I was 11 when I first started dieting. My body suddenly got curvy and I was like: Excuse me? Where did my ribs go?
I was a skinny child. I was so thin that I needed to eat extra portions to maintain my weight. With the start of my period my body changed. Hello booty, belly and boobs. I still feel like it happened overnight. I woke up looking like a grown up with the face of a teen. I was clueless and didn’t know what to do with my sudden femininity. All the other girls still looked like stick figures so I felt pretty awkward. I thought weight loss was all I needed.
‘When life was shitty, I turned to food’
There was just one problem: I really liked food. And because of that I sucked at dieting. I tried to starve myself but would end up so hungry that I’d eat about everything I could find. Food became my best friend and my worst enemy. When life was shitty, I turned to food. It was like a never ending relationship. We tried to split up but would always end up together again. For a couple of years I was stable at a size 14 (44 EU) and stayed that way until I was 17 and had to use medication because of my asthma. I gained almost 40 pounds in 3 months and felt miserable.
‘Stress made me fall off the wagon into a big pile of chocolate again’
About two years later I started modeling. My agent told me that my size –a large 18 (48 EU)- wasn’t very popular. It would be a good thing if I would try to lose one or two dress sizes. My struggle continued. Every six months I would start with a new diet. I entered Weight Watchers and gave South Beach Diet a try. I always managed to lose some weight but after two, three or four weeks something would happen that caused stress and I would fall off the wagon into a big pile of chocolate again. When I look at old diaries it breaks my heart. All I wrote about were my failing attempts to lose weight. And how I hated myself for not being strong enough to make it happen.
‘I knew it was time to deal with my demons’

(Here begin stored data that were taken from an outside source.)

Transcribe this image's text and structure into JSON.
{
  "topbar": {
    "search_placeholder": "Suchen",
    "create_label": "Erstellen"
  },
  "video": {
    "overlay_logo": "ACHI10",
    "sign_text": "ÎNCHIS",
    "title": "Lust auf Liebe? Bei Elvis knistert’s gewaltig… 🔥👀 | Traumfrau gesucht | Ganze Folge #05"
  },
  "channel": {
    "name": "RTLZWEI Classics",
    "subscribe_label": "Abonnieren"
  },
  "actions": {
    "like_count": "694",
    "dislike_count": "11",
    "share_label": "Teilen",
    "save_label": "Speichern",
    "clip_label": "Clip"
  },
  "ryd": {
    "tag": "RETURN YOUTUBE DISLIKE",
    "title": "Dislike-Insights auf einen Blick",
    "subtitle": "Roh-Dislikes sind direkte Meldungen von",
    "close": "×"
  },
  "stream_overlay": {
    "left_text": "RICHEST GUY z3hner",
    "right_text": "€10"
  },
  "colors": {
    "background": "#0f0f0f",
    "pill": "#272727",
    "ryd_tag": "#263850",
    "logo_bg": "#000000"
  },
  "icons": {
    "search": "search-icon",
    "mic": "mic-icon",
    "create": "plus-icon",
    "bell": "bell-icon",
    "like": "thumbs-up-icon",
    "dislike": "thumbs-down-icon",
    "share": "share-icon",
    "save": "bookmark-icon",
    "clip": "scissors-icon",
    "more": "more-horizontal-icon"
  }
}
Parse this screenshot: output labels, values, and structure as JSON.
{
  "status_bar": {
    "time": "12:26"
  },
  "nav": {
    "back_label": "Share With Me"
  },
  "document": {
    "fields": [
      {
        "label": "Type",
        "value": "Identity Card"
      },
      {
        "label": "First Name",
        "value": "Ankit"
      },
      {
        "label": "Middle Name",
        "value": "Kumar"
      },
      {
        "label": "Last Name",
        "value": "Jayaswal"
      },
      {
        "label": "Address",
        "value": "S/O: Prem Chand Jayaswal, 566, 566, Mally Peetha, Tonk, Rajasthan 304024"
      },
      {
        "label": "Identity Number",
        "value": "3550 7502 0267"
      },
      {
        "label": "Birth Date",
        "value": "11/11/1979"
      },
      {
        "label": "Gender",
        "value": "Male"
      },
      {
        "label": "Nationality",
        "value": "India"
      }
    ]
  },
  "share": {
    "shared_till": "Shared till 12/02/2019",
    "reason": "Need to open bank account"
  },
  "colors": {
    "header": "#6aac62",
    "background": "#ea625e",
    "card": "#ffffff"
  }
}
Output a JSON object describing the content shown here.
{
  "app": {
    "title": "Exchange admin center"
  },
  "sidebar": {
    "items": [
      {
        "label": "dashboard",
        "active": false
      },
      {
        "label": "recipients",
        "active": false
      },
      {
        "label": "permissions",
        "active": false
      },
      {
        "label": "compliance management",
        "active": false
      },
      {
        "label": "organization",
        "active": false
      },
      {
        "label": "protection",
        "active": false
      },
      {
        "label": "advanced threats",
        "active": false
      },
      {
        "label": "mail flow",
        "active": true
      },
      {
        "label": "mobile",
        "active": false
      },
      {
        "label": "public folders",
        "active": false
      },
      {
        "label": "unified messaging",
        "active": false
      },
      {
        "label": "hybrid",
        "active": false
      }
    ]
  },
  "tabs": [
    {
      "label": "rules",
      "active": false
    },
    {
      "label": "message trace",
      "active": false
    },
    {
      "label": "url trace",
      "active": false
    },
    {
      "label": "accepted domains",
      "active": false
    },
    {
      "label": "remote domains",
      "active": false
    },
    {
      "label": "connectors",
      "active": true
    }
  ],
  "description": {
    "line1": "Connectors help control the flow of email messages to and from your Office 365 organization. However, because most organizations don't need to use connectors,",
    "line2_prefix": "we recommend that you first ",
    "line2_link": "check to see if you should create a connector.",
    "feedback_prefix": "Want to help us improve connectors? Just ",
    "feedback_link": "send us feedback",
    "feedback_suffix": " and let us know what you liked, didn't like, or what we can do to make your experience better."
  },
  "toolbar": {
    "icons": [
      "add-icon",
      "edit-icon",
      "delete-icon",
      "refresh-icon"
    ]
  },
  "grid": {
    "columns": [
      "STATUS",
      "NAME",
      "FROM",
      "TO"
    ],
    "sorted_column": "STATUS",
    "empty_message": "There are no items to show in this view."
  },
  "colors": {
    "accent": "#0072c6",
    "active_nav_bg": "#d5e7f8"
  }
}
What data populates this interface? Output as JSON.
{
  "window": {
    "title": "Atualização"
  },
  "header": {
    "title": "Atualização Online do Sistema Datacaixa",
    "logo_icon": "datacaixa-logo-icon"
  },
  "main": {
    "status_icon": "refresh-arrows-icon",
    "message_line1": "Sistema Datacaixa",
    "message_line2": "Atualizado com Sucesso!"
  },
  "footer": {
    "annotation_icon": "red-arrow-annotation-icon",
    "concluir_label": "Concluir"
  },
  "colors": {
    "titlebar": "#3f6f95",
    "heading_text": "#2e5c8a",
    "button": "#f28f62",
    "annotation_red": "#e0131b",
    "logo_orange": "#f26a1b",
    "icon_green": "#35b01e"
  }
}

It wasn’t until my last relationship ended –about three years ago- that I was finally able to make a change. Not immediatly. I had to sit on a couch, cry and eat crap for almost half a year first. But after that I knew it was time to deal with my demons. During my relationship I’d gained 50 pounds. I was at my highest weight ever. I had a size 20. Exactly when I needed it most one of the magazines I wrote for asked me to try hypnose as a weightloss tool. I decided to go for it. During the sessions I put everything on the table. From the negative way I looked at myself, to never managing to eat healthy for a longer period of time and to turning to food when I felt like I couldn’t deal with life.
‘Food played the leading role in my life instead of me’
I don’t think the hypnose therapy is what made the difference. But being vulnerable and honest about the way I self sabotaged my attempts to a healthier lifestyle was. I was dieting almost every day but also eating secretly when I felt shitty. Food played the leading role in my life instead of me. Acknowledging that, changed everything. I finally managed to break out of the dieting versus binging circle. I started working out and threw all my diet books into the trash. I made healthy food choices but wouldn’t cut out anything. And when I ate junk food or candy I didn’t feel shitty about it anymore. In the year that followed I lost 40 pounds. Dieting covered up what was really going on for years. When I finally stopped being so hard on myself, things fell into place. I lost weight but gained an immense dose of self-love. And I’ll never be unhappy carrying a load of that.